November 30, 2022
Headlines — November 30, 2022 Stacie Johnson
Senate Subcommittee Conducts Hearing On Proposed Kroger Albertsons Merger
Federal officials debated a proposed grocery store merger between Albertsons and Kroger yesterday. The $25 billion deal would result in Kroger, King Soopers’ parent company, acquiring Albertsons, Safeway’s parent company. The proposed merger has raised concerns about a near monopoly within the grocery store industry at a time when high inflation is pushing up food prices.
Six United Food and Commercial Workers unions went to the United States Capitol Tuesday in representation of over 100,000 Kroger and Albertsons employees. Unions say the merger could undermine collective bargaining power for fair pay and healthcare coverage for essential workers.
Colorado Attorney General Phil Weiser is launching an investigation into the proposed merger, which is expected to close in early 2024.
U.S. Marshals Service And Aurora Police Find 11 High-Risk Children
The U.S. Marshals Service announced Tuesday that they had located 11 high-risk missing children across Colorado. The mission to find the missing children lasted two weeks and was run by the Aurora police, the U.S Marshals Colorado District and the National Center for Missing and Exploited Children.
The three offices coordinated to launch Operation Lost and Found on November 7th. By November 18th, according to the Aurora Sentinel, they had located 11 critically endangered missing children that had indications of high-risk factors such as sex trafficking, child exploitation, sex abuse, physical and psychological abuse, and medical or mental health conditions. Out of the eleven kids, the youngest was 12 and the oldest was 17.
Aurora Civil Service Commission Resists Hiring Changes By Independent Monitor
The City of Aurora’s Police and Fire independent consent decree monitor presented a study to the city’s Civil Service Commission Tuesday suggesting that the city change the way it hires police and firefighters.
According to the Denver Gazette, tensions boiled between the commission and the city departments throughout the three-hour meeting as the monitor cited a study and evaluation of the commission’s hiring practices which have faced criticism from Aurora’s Interim Police Chief Dan Oates during recent meetings. Oates told the council that the civil service commission undergoes an excessive amount of time to vet candidates and hires at a much lower rate than neighboring jurisdictions, situations that are making staffing challenges worse.
The commission’s chairperson, Harold Johnson, argued the proposed changes remove the checks and balances by the commission and would give more power to the department chiefs that could usher in a good ‘old boy’ legacy hiring culture where they give preferential treatment to friends and family.
The commission will meet later this week to continue the hiring process discussion.
CU Says Commercialization Activities Injecting Billions Into National And State Economies
A report by the University of Colorado Leeds School of Business says the university’s commercialization activities are churning out billions of dollars in local and national economies, with much of the activity occurring in Colorado. The report says CU, over the last five years, has had an $8 billion impact nationally and a $5.2 billion impact for Colorado, a four-fold increase since the previous 2019 study.
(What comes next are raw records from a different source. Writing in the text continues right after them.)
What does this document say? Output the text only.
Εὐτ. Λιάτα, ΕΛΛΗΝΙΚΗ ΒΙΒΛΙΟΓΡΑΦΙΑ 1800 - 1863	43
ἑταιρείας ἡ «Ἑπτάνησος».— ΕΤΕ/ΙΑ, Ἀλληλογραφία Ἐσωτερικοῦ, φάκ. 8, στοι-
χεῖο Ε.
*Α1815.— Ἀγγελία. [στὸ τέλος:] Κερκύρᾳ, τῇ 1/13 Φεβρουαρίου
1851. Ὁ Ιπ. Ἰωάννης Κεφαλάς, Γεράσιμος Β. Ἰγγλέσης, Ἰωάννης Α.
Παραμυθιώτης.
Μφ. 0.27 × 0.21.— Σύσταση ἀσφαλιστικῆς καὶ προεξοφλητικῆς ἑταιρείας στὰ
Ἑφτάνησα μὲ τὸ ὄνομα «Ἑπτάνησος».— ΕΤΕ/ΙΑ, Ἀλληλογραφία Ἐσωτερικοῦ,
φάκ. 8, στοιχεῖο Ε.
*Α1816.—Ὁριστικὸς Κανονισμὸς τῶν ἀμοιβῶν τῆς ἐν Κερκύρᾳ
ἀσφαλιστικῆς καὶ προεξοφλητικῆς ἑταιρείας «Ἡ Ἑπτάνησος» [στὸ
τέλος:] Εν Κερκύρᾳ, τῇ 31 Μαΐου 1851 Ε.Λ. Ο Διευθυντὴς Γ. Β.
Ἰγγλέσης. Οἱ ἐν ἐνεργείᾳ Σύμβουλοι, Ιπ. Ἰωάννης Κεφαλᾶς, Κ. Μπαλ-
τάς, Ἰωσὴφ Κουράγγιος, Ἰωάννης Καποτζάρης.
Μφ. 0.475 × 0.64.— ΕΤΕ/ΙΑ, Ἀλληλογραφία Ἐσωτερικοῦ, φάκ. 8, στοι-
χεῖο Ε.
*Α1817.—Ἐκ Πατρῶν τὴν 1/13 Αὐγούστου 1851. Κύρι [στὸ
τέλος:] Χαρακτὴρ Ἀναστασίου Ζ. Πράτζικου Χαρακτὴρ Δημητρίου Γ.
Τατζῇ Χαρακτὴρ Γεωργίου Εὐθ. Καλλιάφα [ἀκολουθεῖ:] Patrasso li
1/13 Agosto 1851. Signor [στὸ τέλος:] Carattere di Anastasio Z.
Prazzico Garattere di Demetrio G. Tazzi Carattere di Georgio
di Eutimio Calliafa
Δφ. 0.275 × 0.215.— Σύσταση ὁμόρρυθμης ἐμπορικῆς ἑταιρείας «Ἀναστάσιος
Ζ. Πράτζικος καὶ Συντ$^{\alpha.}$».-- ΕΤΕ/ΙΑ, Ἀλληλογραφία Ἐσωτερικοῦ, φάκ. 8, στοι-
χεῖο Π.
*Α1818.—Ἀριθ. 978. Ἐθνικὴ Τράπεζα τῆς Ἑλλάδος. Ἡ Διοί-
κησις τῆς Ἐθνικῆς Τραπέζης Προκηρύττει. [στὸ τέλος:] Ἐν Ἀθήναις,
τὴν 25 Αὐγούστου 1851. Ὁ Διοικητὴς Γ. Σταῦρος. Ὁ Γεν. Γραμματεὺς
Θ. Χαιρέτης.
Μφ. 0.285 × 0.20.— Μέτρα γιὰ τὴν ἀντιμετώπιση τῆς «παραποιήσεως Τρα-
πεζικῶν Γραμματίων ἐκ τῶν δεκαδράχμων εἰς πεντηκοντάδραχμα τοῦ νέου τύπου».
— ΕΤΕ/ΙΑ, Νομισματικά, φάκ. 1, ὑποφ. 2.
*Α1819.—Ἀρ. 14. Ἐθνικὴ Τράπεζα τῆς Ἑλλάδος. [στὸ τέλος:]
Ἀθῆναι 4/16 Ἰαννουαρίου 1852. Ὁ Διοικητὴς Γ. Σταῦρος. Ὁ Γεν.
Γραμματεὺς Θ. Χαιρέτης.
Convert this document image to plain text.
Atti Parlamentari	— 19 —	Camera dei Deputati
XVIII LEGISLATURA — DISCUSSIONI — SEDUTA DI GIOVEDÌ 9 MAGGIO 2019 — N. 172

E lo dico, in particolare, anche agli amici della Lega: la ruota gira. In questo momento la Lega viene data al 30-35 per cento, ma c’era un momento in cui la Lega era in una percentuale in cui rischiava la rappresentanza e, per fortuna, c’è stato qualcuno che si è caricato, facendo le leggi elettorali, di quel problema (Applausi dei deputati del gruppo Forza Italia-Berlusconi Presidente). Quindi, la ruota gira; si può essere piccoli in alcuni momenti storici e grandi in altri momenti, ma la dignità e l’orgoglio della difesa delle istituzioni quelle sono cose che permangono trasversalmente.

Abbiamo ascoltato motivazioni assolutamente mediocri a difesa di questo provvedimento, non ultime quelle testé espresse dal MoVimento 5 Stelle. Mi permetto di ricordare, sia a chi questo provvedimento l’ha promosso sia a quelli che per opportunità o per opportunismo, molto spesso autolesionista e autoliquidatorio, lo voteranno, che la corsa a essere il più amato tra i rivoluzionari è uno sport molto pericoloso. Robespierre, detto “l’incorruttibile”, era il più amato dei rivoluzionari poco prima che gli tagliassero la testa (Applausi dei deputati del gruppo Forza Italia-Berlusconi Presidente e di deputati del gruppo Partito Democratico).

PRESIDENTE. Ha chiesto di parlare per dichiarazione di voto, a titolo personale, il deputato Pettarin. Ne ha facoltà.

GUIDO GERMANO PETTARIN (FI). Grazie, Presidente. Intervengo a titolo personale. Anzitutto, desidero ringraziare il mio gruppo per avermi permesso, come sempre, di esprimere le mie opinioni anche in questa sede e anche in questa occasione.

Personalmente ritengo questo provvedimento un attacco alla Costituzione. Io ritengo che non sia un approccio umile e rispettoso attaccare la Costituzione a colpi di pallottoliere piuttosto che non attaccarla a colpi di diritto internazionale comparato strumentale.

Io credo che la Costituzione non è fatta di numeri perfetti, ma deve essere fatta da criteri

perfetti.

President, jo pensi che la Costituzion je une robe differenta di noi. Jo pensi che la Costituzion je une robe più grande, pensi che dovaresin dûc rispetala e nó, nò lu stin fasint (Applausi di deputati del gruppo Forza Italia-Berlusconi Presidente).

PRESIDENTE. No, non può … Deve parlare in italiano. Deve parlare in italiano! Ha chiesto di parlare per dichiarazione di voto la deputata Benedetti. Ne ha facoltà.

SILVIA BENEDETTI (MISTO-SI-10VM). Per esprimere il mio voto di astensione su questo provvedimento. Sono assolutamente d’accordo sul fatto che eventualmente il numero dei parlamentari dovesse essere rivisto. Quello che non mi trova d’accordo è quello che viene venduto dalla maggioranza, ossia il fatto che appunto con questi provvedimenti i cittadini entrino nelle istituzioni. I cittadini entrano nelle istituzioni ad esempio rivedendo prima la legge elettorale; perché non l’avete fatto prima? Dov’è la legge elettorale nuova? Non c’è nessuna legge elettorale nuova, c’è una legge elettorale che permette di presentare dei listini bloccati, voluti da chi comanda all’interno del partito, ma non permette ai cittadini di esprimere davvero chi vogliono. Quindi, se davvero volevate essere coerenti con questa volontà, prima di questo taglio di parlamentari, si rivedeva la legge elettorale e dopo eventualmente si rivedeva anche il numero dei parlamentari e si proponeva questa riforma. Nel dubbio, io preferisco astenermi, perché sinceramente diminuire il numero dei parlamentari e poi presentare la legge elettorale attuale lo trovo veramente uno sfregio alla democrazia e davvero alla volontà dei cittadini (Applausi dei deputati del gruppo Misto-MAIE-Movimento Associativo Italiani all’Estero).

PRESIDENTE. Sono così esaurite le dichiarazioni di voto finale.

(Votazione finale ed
Commercialization activities by the university include innovations originating at CU, which CU then owns and licenses out. Two of the university’s more well known start-ups include the Thornton based Solid Power, which makes solid-state electric vehicle batteries, and Boulder’s Cold Quanta, which created the quantum-matter machine named “Albert.”
Boulder Police Take Hostage Into Custody
Boulder Police have identified a man they say provoked a possible hostage situation in North Boulder Monday night and into early Tuesday morning. Officers responded to a report of an adult male and adult female held against their will at a home in the 3300 block of Broadway around 9:15 Monday night.
A police department press release indicates the suspect answered the door, engaged in an altercation and an officer discharged their firearms with no resulting injuries. The man then allegedly barricaded himself inside the residence as the adult male and female escaped through a window.
Police took the suspect into custody just before 1AM Tuesday morning and then executed a search warrant. The 56 year-old suspect has been charged with three felony counts of second-degree assault, two felony counts of menacing, one misdemeanor count of resisting arrest, and one misdemeanor count of obstructing a peace officer.
Forest Service Set To Begin Slash Pile Burning
The United States Forest Service for the Arapaho and Roosevelt National Forests announced Tuesday the agency’s firefighters will begin seasonal slash pile burning later this week and will continue to do so throughout the fall, winter, and spring months when conditions allow. According to the Forest Service, fuel managers will ignite the piles of sampling and brush when they are confident conditions are safe. The ongoing monitoring for safety includes assessing snow conditions, wind, temperature, available staffing, and smoke dispersal.
Forest Service officials say they will likely begin burning piles later this week in the Sulphur and Canyon Lakes Ranger Districts. The public may check the forest service’s inciweb website for a list of planned areas where the burning may take place.